Dans la chaîne d’approvisionnement, l’efficacité est primordiale. Lorsque les commandes affluent et que les produits doivent être expédiés rapidement, il devient de plus en plus difficile de suivre avec précision ce qui est en stock et ce qui ne l’est pas.
Au cours des dernières années, de nombreuses entreprises ont adopté une approche « Just-In-Case », à savoir « au cas où », en constituant des stocks de matériaux pour faire face aux perturbations de la chaîne d’approvisionnement. Mais ce filet de sécurité est devenu un fardeau financier considérable.
Selon les dernières recherches de IHL Group, la distorsion mondiale des stocks, c’est-à-dire le coût combiné des ruptures et des surstocks, coûte désormais aux entreprises la somme stupéfiante de 1 700 milliards de dollars par an.
De plus, les coûts de détention des stocks liés à l’entreposage, à l’assurance et à la gestion de ces surplus représentent chaque année entre 20 % et 30 % de la valeur totale des stocks d’une entreprise.
La détention des stocks excédentaires n’est plus une stratégie viable.

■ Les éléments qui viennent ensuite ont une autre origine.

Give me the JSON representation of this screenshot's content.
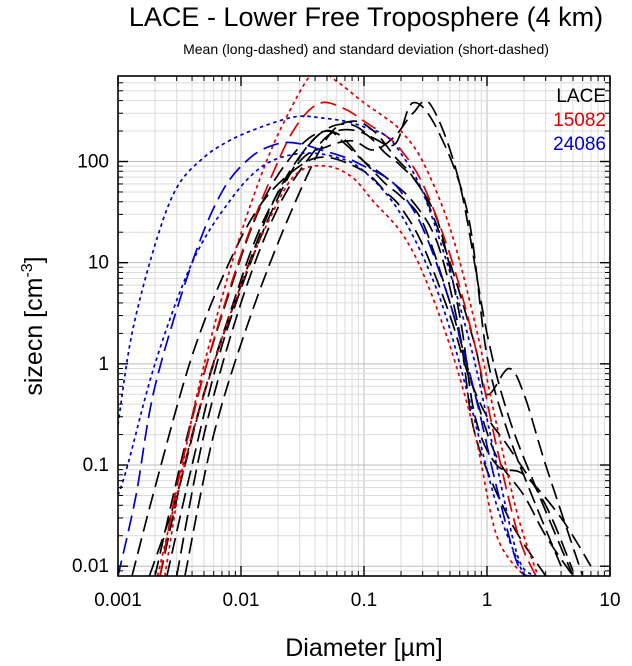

Les responsables d’entrepôts doivent à nouveau faire plus avec moins : moins d’espace, de capital immobilisé et de gaspillage.
C’est là qu’intervient le retour à une gestion intelligente des stocks en flux tendu (Just-In-Time).
Dans ce guide, nous allons :
- Expliquer ce qu’est réellement la gestion des stocks en flux tendu
- Montrer comment la gestion des stocks en flux tendu fonctionne sur le plan opérationnel
- Examiner les avantages et les limites à prendre en compte
- Comprendre pourquoi la technologie joue souvent un rôle clé pour que les stratégies de gestion des stocks en flux tendu deviennent durables dans les entrepôts modernes.
Approfondissement sur la gestion des stocks en flux tendu
Mais qu’est-ce que le stock en flux tendu, exactement ?
Dans son essence, le stock en flux tendu (Just-in-Time ou JIT) est une stratégie dans laquelle les matériaux sont achetés, reçus et utilisés en production uniquement lorsqu’ils sont nécessaires au processus de fabrication ou à l’exécution des commandes.
Au lieu de constituer des stocks des mois à l’avance, une stratégie de gestion des stocks en flux tendu garantit que les pièces arrivent au quai exactement au moment où elles sont requises — quelques heures ou quelques jours avant leur utilisation — en réduisant ainsi le besoin de vastes espaces de stockage.
Pour comprendre cette gestion des stocks, il est essentiel de saisir la différence entre les systèmes « push » (flux poussé) et « pull » (flux tiré).
L’entreposage traditionnel repose sur une approche « push », qui consiste à produire des biens sur la base de prévisions et à les stocker ensuite.
La gestion des stocks en flux tendu suit un modèle « pull », où la production et le réapprovisionnement sont déclenchés par la demande réelle.
Initialement introduite par Toyota à travers son système de production (TPS), cette stratégie vise à éliminer les gaspillages (muda) en maintenant les niveaux de stock aussi bas que possible.
Dans une configuration JIT idéale, les matières premières arrivent et sont immédiatement intégrées à la production, sans rester inutilisées sur une étagère.
Comment fonctionne la gestion des stocks en flux tendu
La gestion des stocks en flux tendu repose sur un système de flux tiré : rien n’est produit ni réapprovisionné tant qu’il n’existe pas un besoin réel.
Plutôt que de s’appuyer uniquement sur des prévisions, la gestion des stocks en flux tendu répond à la demande en temps réel.
Cela peut être une commande client, l’achèvement d’une étape de production ou même une confirmation de prélèvement en entrepôt, chacun de ces événements pouvant déclencher un réapprovisionnement en amont.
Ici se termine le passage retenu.